Por que há pessoas que guardam moedas? Afeiçoam-se tanto a elas? Sempre que vou a museus, vejo coleções de particulares de moedas. Algumas com mais de duzentos anos e penso: nossa, elas viram muita gente nascer e muita gente morrer. Viram políticos ascenderem e com a mesma velocidade caírem; derrubaram alguns políticos também e foram trocadas por outras de maior valor.
As moedas nos cercam todos os dias. São valores menores, não são sonhadas, poucos ainda têm aquele porquinho rosa de cofre para deixar as economias. Nunca tive um porco, mas já tive uma lata. Nas épocas gordas do real, juntei quase 100 reais em alguns meses e paguei todos os pedágios e cafés de uma viagem que eu havia feito. Antes troquei as pobres numa padaria, o dono ficou super feliz com o troco para a semana. Vejam, as moedas nunca são valorizadas, sempre estão de passagem, são dadas como trocos, estão longe do glamour dos cheques especiais ou dos cartões de créditos internacionais.
Ninguém se arrisca por uma moeda.

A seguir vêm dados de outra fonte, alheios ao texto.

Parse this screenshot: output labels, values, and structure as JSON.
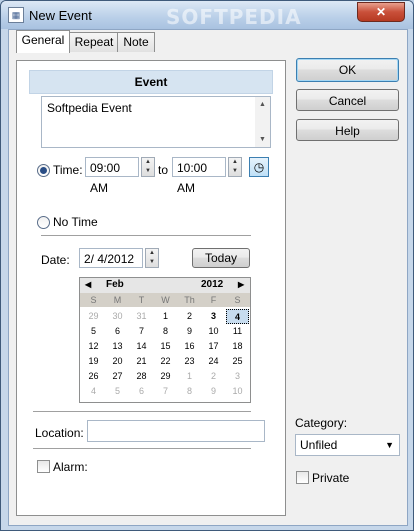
{
  "window": {
    "title": "New Event",
    "watermark": "SOFTPEDIA",
    "close_glyph": "✕",
    "icon": "calendar-icon"
  },
  "tabs": [
    {
      "label": "General"
    },
    {
      "label": "Repeat"
    },
    {
      "label": "Note"
    }
  ],
  "event": {
    "header": "Event",
    "description": "Softpedia Event",
    "time_label": "Time:",
    "start_time": "09:00 AM",
    "to_label": "to",
    "end_time": "10:00 AM",
    "no_time_label": "No Time",
    "date_label": "Date:",
    "date_value": "2/  4/2012",
    "today_button": "Today",
    "location_label": "Location:",
    "location_value": "",
    "alarm_label": "Alarm:"
  },
  "calendar": {
    "month": "Feb",
    "year": "2012",
    "prev_glyph": "◀",
    "next_glyph": "▶",
    "day_names": [
      "S",
      "M",
      "T",
      "W",
      "Th",
      "F",
      "S"
    ],
    "weeks": [
      [
        "29",
        "30",
        "31",
        "1",
        "2",
        "3",
        "4"
      ],
      [
        "5",
        "6",
        "7",
        "8",
        "9",
        "10",
        "11"
      ],
      [
        "12",
        "13",
        "14",
        "15",
        "16",
        "17",
        "18"
      ],
      [
        "19",
        "20",
        "21",
        "22",
        "23",
        "24",
        "25"
      ],
      [
        "26",
        "27",
        "28",
        "29",
        "1",
        "2",
        "3"
      ],
      [
        "4",
        "5",
        "6",
        "7",
        "8",
        "9",
        "10"
      ]
    ],
    "selected_day": "4"
  },
  "buttons": {
    "ok": "OK",
    "cancel": "Cancel",
    "help": "Help"
  },
  "side": {
    "category_label": "Category:",
    "category_value": "Unfiled",
    "private_label": "Private"
  },
  "colors": {
    "accent": "#3c7fb1",
    "header_bg": "#d6e4f1",
    "close_red": "#c9503a"
  }
}
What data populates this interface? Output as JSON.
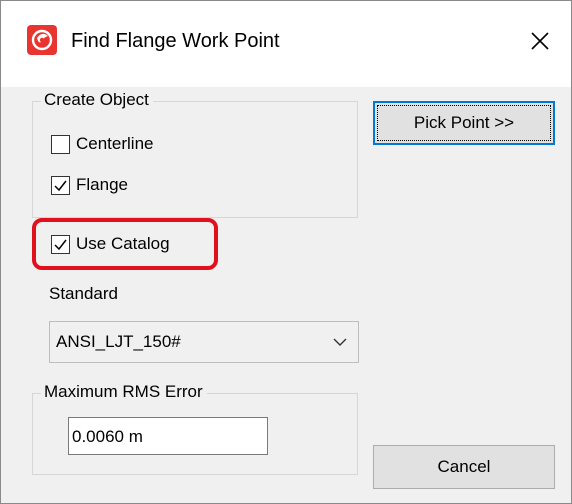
{
  "window": {
    "title": "Find Flange Work Point",
    "app_icon": "autodesk-logo-icon",
    "close_icon": "close-icon"
  },
  "create_object": {
    "legend": "Create Object",
    "centerline": {
      "label": "Centerline",
      "checked": false
    },
    "flange": {
      "label": "Flange",
      "checked": true
    }
  },
  "use_catalog": {
    "label": "Use Catalog",
    "checked": true,
    "highlight_color": "#e0101d"
  },
  "standard": {
    "label": "Standard",
    "selected": "ANSI_LJT_150#"
  },
  "rms": {
    "legend": "Maximum RMS Error",
    "value": "0.0060 m"
  },
  "buttons": {
    "pick_point": "Pick Point >>",
    "cancel": "Cancel"
  },
  "colors": {
    "accent": "#0078d7",
    "icon_red": "#e8352f"
  }
}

Se ela caí ao atravessar a faixa de pedestres, deixamos-na ali. Porém, presenciei quase mortes, nas faixas de pedestres de São Paulo, de garotos que deixaram seus bonés voarem da cabeça, pessoas derrubando seus celulares ou moças as suas bolsas. Mas, por uma moeda, quem se atira ao desconhecido do além?
Moedas são seres resistentes como as baratas. Habitam cantos escondidos das casas, brechas de móveis, pés de cama, cantos de armários, bolsos de calças e casacos e ficam ali quietinhas, imunes ao tempo, sempre sendo moedas à espera de que novamente dedos as toquem e as coloquem em circulação. Moedas são seres silenciosos, até valem alguma coisa, até pagam pequenas contas, mas estão longe de serem desejadas.
As moedas são andarilhas. Passam pelas mãos dos mendigos, de pedintes, que jamais te pedem 5 ou 10 euros para comer. Mas, uma "monnaie", "une pièce pour manger". E, no final das contas, as moedas vão alimentando muita gente ao longo do dia. Aqui na França dá até para aquela cervejinha e uma baguete em um dia mais generoso nos corações humanos. As moedas são andarilhas, dormem debaixo dos bancos e das árvores e um belo dia habitam nossas casas, nossas latas e moedeiros à espera de outras mãos, de outras carícias, de outros dedos. As moedas são promíscuas por natureza, se vendem fácil e se desapegam fácil também.
Para mim, as moedas são os seres mais solidários do mundo. Elas habitam as mãos dos mendigos, seus chapéus, latas, garrafas, ocupam as caixinhas de ofertas das igrejas, estão nos bolsos dos bêbados para tomar aquele "esquenta peito", para beber aquele "querosene" e nos salvam ao final do dia, quando desesperados batemos as mãos nos bolsos e achamos aquele metal para pagar a volta para casa. Nunca agradecemos as moedas, talvez nem as olhemos, a não ser para sua cifra, mas quem se atenta à sua arte, suas musas e animais em extinção esquecidos em alto relevo em uma de suas faces?
Uma moeda é um valor de mercado. Compramos moedas estrangeiras para viagem, mas recebemos as notas de papel. As moedas estão por aí, à espera de uma mão, de alguns dedos e de mais uma viagem pelos cantos das cidades e dos países do mundo. Elas não precisam de malas, estão nas carteiras, nos bolsos e nas bolsas. Uma moeda sempre viaja e raramente é declarada como um valor trazido na bagagem, uma moeda é um imigrante capaz de habitar os cantos mais desconhecidos da humanidade.